Rolandv.Nassau County Dept

Appellate Division of the Supreme Court of New York, Second DepartmentDec 5, 2006
35 A.D.3d 477 (N.Y. App. Div. 2006)
35 A.D.3d 477828 N.Y.S.2d 942006 N.Y. Slip Op. 9253

No. 2006-04690.

December 5, 2006.

In a proceeding for leave to serve a late notice of claim pursuant to General Municipal Law § 50-e, the appeal is from an order of the Supreme Court, Nassau County (Woodard, J.), entered October 11, 2005, which denied the petition and, in effect, dismissed the proceeding.

Ronemus Vilensky, New York, N.Y. (Lori K. Sapir of counsel), for appellant.

Lorna B. Goodman, County Attorney, Mineola, N.Y. (Karen Hutson of counsel), for respondent.

Before: Adams, J.P., Ritter, Fisher and Covello, JJ., concur.


Ordered that the order is affirmed, with costs.

To commence a tort action against a municipality, a claimant must serve a notice of claim within 90 days of the alleged injury ( see General Municipal Law § 50-e [a]; Williams v Nassau County Med. Ctr., 6 NY3d 531). Pursuant to General Municipal Law § 50-e (5), the court may, in its discretion, extend the time to serve a notice of claim ( see Williams v Nassau County Med. Ctr., supra; Matter of Hicks v City of New York, 8 AD3d 566). In determining whether to permit service of a late notice of claim, the court must consider all relevant facts and circumstances, including whether (1) the movant demonstrated a reasonable excuse for the failure to serve a timely notice of claim, (2) the public corporation acquired actual knowledge of the facts constituting the claim within 90 days of its accrual or a reasonable time thereafter, and (3) the delay would substantially prejudice the public corporation in defending on the merits ( see General Municipal Law § 50-e; Williams v Nassau County Med. Ctr., supra; Matter of Hicks v City of New York, supra at 566-567).

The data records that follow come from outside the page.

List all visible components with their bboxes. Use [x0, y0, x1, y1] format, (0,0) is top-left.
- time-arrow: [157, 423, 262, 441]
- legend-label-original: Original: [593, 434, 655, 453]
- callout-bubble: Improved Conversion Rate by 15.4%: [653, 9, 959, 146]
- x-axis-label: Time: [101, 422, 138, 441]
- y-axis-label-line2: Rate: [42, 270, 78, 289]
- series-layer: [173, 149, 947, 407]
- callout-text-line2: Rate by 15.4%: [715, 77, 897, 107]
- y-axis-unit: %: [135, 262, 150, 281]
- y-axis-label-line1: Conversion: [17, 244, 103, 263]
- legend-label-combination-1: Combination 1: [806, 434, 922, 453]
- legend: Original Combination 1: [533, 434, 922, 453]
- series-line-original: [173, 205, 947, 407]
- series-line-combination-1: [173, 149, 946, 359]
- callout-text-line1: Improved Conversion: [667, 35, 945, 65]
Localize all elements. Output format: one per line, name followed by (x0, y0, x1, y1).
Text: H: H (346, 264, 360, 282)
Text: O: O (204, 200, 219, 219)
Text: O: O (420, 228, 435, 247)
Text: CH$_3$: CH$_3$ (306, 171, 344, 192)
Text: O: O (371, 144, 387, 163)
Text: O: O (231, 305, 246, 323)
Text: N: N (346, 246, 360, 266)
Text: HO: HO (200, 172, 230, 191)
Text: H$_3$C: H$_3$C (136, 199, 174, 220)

Here, the petitioner's counsel claimed that when it was retained, approximately 28 days prior to the expiration of the 90-day period, it was uncertain of the respondent's involvement, as the details of the loss were not clearly explained and the address provided by the petitioner was incorrect. "The delay in serving the notice of claim in this case was the result of law office failure, which is not an acceptable excuse for the failure to timely comply with the provisions of General Municipal Law § 50-e" ( Matter of Belenky v Nassau Community Coll., 4 AD3d 422, 423; see Matter of Valestil v City of New York, 295 AD2d 619; Matter of Clark v City of New York, 292 AD2d 605, 606; Matter of Kittredge v New York City Hous. Auth., 275 AD2d 746; Matter of King v New York City Hous. Auth., 274 AD2d 482). Moreover, there is no support in the record for the petitioner's contention that the respondent acquired actual knowledge of the essential facts constituting this claim within the appropriate time period ( see Matter of Belenky v Nassau Community Coll., supra; Kittredge v New York City Hous. Auth., supra), or that the delay would not substantially prejudice the respondent in maintaining a defense on the merits ( see Matter of Belenky v Nassau Community College, supra; Matter of Gillum v County of Nassau, 284 AD2d 533). Accordingly, the Supreme Court providently exercised its discretion in denying the petition and, in effect, dismissing the proceeding.